Three, it’s another nail in the coffin being built for print (versions of) journals. (Bernie Hibbitts was just way ahead of his time.)

The bad news [added for purposes of this post:  in my view this is seriously bad news] is that Scholastica (like SSRN and Bepress) is private, and revenue-dependent, which means that all of this comes at a significant cost to schools and individual scholars, and the open access commitment is always at risk of being modified or limited.

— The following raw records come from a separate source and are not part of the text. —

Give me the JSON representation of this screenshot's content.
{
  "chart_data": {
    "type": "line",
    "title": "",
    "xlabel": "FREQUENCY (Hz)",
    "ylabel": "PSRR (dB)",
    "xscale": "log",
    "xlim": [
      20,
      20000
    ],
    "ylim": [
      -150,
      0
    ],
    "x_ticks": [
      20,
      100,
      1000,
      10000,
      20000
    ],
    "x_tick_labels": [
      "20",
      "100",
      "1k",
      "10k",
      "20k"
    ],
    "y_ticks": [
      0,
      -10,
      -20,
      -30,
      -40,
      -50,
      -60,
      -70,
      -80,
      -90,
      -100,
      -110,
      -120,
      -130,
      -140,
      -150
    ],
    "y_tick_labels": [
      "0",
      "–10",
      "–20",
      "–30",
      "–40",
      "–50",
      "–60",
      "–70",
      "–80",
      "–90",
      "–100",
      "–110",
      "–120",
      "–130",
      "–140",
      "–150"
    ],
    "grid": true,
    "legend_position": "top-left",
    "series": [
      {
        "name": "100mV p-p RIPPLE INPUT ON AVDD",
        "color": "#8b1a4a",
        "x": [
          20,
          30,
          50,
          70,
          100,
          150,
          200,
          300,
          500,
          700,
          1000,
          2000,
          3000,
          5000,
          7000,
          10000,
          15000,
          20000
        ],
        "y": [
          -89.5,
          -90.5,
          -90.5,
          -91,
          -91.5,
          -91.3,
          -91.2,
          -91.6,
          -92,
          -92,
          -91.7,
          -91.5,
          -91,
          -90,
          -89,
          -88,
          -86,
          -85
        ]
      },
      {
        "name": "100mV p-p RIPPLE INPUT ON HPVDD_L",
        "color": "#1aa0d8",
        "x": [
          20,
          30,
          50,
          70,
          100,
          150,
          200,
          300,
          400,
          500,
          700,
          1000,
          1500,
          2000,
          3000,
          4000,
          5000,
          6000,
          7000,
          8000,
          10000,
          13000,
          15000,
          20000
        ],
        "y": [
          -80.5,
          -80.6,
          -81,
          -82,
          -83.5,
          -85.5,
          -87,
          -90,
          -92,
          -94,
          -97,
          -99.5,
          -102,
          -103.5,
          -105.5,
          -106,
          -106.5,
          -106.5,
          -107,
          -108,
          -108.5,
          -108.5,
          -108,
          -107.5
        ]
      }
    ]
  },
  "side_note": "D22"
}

[Another addition:  In other words – in one corner of scholars’ professional lives, many of us rail against publishers and publishing systems that make it difficult and expensive (and/or both) for our intended audiences to read our work.   Boo! to Westlaw, Lexis/Nexis, and ReedElsevier — more or less.  Yay! to SSRN and institutional archives — mostly.  And now, in this other corner, universities, which have on the whole been supportive (and sometimes aggressively supportive) of OA publishing by their faculties, are (in the case of Scholastica) outsourcing their production of journals to a private firm that is as proprietary about its platform as any traditional publisher.  I have no doubt that the founders of Scholastica, who have been scholars themselves, are committed to doing the right thing, whatever that means to them now and in the future.  But this is, again, competition between a metaphorical Windows (i.e., a closed, centrally-managed environment that’s easy for people (law students) to accept because it looks simple and it looks like there are no cheaper alternatives) and a metaphorical Linux (i.e., a free, distributed, modifiable, and customizable environment that isn’t as difficult to use as it seems – but that is less visible).  If you’re a law professor or a law review editor (or a Dean!) and you wonder whether Scholastica has competition that comes at a lower (or zero) cost, then the answer is:  there is.  See below.]

Coming soon at the University of Pittsburgh, a similar-but-different model: migration of all of our law journals to an *open source* e-publishing platform *funded and maintained by the university itself as part of its commitment to OA* that is comparable to Scholastica and Bepress, but that retains the journals’ ability to accept submissions via ExpressO, if they choose.